Por cinco anos, Shabana vestiu-se de menino e frequentou uma escola secreta  - Divulgação/Sola
Por cinco anos, Shabana vestiu-se de menino e frequentou uma escola secreta Imagem: Divulgação/Sola

Juliana Carpanez

Do UOL, em São Paulo

24/03/2018 04h01

A afegã Shabana Basij-Rasikh, 28, tinha seis anos quando o movimento islâmico talibã proibiu as garotas de irem para a escola, em 1996. Por se tratar de um grupo radical, a ordem era inegociável. Mas não para seus pais, que, apesar dos riscos, continuaram incentivando a educação das filhas --uma situação cheia de peculiaridades, claro, se considerado aquele ambiente tão marcado por tirania, violência e ameaças.

Durante os cinco anos seguintes à proibição, Shabana se vestiu como garoto e frequentou uma escola secreta em Cabul. O fato de ter cabelo curto, ser franzina e usar trajes tradicionalmente masculinos, conta, tornava seu visual convincente. Vestida de menino, carregava os livros em sacolas de mercado para não despertar suspeitas. Também por este motivo fazia todos os dias um trajeto diferente --assim o percurso, que levava até 40 minutos, se estendia com frequência por mais de uma hora de caminhada.

Ela acompanhava a irmã cinco anos mais velha, que usava burca: as duas sempre fingiam ter ido às ruas para fazer compras. Havia ainda dois irmãos, que puderam continuar na escola tradicional, outra irmã mais velha, já formada no colegial, e uma mais nova, sem idade para frequentar as aulas. Os pais sabiam a hora que as duas filhas saíam de casa, mas nunca quando voltariam: um cronograma desorganizado, inclusive no tempo de duração das aulas, deixava menos evidente o grave ato de desobediência.

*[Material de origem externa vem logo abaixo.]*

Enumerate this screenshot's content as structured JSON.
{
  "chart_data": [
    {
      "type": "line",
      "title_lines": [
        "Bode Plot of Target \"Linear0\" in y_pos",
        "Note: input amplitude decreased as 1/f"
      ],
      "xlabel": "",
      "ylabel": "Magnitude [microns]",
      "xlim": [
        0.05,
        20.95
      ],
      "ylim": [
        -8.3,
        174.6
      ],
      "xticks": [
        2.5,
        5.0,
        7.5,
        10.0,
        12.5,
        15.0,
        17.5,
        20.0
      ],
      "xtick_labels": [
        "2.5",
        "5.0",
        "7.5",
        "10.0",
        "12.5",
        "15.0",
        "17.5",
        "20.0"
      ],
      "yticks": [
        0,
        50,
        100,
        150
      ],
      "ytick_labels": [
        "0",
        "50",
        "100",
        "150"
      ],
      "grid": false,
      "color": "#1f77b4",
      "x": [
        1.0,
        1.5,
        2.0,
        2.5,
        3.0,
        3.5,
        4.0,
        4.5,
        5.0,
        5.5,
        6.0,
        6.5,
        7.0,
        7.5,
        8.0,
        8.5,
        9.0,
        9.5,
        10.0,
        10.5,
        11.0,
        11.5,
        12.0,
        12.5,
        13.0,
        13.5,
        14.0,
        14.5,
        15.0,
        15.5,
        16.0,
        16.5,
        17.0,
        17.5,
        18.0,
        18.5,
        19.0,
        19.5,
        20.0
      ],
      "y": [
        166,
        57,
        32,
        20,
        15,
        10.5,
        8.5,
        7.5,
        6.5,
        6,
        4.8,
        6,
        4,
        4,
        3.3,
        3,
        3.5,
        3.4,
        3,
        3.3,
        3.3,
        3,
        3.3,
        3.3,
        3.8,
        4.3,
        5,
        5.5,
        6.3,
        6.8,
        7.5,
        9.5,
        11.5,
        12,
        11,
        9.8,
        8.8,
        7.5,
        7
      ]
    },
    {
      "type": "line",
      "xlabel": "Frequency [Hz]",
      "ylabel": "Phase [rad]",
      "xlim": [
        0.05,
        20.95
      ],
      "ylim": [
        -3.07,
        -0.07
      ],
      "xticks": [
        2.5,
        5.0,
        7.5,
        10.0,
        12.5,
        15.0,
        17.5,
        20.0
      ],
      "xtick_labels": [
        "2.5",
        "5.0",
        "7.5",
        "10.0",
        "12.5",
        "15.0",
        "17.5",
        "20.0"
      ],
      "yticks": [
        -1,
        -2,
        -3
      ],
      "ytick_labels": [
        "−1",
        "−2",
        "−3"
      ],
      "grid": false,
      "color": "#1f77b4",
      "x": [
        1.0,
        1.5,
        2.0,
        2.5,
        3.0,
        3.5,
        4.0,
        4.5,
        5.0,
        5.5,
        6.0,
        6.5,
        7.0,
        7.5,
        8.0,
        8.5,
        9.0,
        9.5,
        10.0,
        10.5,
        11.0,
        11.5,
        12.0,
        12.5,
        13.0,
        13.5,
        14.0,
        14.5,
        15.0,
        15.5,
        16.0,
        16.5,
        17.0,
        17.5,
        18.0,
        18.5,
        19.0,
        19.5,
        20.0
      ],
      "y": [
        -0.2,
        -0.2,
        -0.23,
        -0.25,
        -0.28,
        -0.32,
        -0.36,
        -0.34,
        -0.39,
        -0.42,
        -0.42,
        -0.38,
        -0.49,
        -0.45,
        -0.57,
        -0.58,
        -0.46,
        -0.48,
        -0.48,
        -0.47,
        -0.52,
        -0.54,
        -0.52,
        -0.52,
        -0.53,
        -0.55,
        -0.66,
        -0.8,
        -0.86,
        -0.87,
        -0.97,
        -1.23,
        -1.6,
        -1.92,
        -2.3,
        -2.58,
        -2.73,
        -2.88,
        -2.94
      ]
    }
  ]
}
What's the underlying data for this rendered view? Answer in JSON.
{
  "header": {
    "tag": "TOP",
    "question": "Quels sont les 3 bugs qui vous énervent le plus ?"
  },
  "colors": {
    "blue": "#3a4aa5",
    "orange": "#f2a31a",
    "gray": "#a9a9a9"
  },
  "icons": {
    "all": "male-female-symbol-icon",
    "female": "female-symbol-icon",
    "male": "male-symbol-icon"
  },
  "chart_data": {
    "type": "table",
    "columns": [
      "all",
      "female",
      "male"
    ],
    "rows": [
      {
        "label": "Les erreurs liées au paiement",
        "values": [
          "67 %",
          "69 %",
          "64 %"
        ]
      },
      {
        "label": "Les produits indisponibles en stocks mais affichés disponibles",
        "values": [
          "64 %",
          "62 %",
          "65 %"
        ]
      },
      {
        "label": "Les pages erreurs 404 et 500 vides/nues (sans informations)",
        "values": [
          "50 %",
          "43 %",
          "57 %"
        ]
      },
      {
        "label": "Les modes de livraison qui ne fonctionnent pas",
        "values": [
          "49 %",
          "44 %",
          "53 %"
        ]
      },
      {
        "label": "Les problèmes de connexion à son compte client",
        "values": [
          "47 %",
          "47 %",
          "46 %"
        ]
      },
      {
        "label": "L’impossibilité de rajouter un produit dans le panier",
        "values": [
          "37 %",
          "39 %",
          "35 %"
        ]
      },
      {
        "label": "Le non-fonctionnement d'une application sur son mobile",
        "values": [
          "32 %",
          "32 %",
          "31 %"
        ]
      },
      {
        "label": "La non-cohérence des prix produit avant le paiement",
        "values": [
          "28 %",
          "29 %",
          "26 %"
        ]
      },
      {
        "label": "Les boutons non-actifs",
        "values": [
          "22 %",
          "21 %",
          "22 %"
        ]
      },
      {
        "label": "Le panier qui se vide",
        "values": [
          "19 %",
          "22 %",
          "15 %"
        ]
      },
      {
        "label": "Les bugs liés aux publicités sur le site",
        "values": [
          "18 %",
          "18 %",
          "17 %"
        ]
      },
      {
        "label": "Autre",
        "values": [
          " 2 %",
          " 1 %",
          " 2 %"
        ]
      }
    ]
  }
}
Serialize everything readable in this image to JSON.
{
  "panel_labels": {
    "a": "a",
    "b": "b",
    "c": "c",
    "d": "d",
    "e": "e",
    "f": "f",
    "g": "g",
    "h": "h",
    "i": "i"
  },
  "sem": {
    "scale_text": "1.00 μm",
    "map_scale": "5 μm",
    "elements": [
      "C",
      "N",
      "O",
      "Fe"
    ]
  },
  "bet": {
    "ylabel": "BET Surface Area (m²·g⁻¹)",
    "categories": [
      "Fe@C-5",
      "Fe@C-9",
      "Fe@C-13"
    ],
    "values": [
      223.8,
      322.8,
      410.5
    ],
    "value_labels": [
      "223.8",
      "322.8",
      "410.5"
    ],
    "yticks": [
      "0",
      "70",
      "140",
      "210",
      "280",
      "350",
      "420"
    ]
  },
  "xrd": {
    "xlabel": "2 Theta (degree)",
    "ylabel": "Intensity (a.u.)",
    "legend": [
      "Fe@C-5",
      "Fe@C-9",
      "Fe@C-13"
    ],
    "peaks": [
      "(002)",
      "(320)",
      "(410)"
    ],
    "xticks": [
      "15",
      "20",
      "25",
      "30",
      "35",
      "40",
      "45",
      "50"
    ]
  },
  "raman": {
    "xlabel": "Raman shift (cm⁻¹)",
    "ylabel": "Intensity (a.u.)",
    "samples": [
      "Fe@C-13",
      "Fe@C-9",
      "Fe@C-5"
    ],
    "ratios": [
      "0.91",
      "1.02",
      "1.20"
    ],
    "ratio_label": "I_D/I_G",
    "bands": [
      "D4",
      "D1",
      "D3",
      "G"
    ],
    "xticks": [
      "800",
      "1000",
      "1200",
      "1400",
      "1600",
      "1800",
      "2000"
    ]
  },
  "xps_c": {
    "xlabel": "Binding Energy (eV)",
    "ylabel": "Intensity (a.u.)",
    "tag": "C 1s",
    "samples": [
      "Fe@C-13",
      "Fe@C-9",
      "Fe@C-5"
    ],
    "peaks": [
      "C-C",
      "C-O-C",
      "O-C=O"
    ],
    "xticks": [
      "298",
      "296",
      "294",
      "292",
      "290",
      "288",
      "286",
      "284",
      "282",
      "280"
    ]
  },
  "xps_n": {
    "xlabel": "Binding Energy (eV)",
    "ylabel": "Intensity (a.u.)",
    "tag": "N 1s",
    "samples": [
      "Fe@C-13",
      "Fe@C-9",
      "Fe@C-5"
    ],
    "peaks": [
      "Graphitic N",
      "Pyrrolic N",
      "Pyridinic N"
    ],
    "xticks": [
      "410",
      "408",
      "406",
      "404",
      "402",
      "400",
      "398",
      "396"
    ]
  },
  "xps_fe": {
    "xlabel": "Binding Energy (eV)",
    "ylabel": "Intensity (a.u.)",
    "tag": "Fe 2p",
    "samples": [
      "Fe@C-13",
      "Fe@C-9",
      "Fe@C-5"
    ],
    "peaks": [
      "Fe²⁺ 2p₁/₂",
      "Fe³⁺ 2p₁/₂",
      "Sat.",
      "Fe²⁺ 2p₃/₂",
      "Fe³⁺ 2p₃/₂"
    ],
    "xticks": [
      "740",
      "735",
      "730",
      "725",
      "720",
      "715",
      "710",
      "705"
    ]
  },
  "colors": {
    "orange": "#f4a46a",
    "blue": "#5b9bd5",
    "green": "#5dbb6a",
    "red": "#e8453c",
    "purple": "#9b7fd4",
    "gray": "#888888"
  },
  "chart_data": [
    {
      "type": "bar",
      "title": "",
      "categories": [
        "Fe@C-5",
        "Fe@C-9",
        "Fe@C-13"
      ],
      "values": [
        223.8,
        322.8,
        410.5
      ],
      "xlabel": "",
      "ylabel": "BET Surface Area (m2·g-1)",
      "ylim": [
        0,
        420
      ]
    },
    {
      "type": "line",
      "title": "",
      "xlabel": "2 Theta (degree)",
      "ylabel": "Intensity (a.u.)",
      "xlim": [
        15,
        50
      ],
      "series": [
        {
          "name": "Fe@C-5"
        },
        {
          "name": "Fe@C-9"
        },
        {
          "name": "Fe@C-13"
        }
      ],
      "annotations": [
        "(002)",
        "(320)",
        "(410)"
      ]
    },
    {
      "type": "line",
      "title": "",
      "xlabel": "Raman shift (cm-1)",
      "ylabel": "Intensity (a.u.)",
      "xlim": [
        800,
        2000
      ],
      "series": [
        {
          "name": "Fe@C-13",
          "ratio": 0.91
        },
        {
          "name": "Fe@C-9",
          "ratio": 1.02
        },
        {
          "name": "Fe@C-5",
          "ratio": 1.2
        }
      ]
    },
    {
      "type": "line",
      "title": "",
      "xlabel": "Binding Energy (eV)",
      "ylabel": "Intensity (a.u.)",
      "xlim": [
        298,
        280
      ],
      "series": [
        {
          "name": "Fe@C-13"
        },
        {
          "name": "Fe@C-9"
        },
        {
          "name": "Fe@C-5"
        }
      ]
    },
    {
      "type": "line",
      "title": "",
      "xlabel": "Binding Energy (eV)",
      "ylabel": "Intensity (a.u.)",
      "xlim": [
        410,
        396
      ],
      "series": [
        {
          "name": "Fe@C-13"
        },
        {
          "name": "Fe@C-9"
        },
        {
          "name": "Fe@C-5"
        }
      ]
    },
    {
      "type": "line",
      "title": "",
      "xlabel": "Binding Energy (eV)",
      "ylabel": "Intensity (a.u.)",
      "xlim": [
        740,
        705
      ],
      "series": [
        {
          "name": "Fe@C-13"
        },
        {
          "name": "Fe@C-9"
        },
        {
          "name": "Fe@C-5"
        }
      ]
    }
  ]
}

Chegávamos em casa e dizíamos que tínhamos medo, implorávamos para que não nos mandassem mais à escola. Não entendíamos como eles [pais] arriscavam tanto para termos educação: achávamos uma atitude até cruel 

O medo era constante. Assim como as dúvidas sobre o que os talibãs sabiam a respeito da escola secreta, localizada na sala de estar de uma casa comum, onde dezenas de crianças se espremiam. O maior temor se materializava nos carros de patrulhas talibãs, com poder para interrogar qualquer pessoa. “Se isso acontecesse, eles encontrariam nossos livros e nos forçariam a levá-los até nossa casa ou a escola. Colocaríamos muita gente em risco, pois era uma época em que não havia celular para dar alertas”, contou em conversa via Skype. 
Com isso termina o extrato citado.